Vielen Dank für tipps.!!
grüße spin


----------



## Landei (27. Mrz 2012)

Sorry, bei Lift kann ich nicht mitreden. Vielleicht die Frage mal im Scala-Forum oder bei StackOverflow einstellen.


----------



## Spin (4. Apr 2012)

Moin, danke für dein Feedback.

Dieser schlechte Support von Scala in den IDE's macht keine Lust mehr auf Scala :/ . Ständig biegt man Eclipse dazu zu funktionieren und verliert Nerven ;(


----------



## schalentier (4. Apr 2012)

Schon mal IntelliJ probiert?


----------



## Landei (4. Apr 2012)

IntelliJ mit Scala habe ich noch nicht viel gemacht, aber Maven macht da jedenfalls mehr Spaß als in Eclipse (ja ja, ich höre es schon: "Mit Plugin XY läuft's auch in Eclipse...").
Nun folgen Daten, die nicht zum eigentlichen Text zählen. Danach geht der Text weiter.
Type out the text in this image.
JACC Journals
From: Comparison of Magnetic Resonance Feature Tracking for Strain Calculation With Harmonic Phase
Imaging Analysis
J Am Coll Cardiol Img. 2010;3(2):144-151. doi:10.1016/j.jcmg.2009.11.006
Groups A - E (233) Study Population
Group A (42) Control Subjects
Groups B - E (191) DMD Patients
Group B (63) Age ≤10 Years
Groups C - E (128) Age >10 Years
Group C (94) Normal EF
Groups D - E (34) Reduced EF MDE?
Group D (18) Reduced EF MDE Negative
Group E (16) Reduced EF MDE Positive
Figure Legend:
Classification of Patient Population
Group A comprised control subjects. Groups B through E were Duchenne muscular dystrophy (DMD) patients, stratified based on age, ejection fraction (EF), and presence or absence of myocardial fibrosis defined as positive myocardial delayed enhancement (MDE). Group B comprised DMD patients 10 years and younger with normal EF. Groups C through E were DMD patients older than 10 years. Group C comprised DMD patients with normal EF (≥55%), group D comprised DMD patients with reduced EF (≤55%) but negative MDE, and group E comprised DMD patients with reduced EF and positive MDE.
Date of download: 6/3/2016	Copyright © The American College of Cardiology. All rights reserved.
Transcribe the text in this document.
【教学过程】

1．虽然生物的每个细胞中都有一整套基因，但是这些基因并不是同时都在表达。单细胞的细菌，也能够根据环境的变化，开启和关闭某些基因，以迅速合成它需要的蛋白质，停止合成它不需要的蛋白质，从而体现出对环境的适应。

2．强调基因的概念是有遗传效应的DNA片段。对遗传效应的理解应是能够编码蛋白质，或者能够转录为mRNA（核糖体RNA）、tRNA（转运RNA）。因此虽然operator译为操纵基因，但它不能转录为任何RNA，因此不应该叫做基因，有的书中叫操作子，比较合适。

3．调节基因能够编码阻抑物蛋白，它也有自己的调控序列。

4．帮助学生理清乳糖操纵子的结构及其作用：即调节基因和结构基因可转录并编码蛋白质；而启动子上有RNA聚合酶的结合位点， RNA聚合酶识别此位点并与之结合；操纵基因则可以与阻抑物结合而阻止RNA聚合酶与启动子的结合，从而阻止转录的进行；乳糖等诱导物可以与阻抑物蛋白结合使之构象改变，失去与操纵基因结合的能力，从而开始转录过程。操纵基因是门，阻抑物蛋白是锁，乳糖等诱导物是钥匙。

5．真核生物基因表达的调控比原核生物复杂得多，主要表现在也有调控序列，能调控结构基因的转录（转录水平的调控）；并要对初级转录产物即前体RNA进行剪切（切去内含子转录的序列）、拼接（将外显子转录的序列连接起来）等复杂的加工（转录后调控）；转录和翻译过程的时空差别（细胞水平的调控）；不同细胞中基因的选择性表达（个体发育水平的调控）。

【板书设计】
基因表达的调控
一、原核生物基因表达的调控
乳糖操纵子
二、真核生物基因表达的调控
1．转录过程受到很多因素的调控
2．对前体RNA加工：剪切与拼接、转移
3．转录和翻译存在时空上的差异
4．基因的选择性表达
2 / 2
Andererseits ist Maven selbst nicht der Weisheit letzter Schluss, vielleicht solltest du in Scala-Land auch einheimische Tools nehmen. Am bekanntesten ist natürlich SBT, aber da kann ich auch keine Erfahrungswerte beisteuern.


----------



## Spin (8. Apr 2012)

Hallo,

ich benutze jetzt SBT und es ist genial. Die Fehlerbeschreibungen in der Konsole sind eindeutig und man schafft es sich über eine eigene build.sbt alles aufzubauen. Sobald ich eine funktionierende LIFT Anwendung damit aufgesetzt bekommen habe, werde ich es gerne posten. Zwar ist die neuste Version von SBT auch bischen buggy - (kein erstellen von projekten möglich). Das muss man dann halt händisch machen. 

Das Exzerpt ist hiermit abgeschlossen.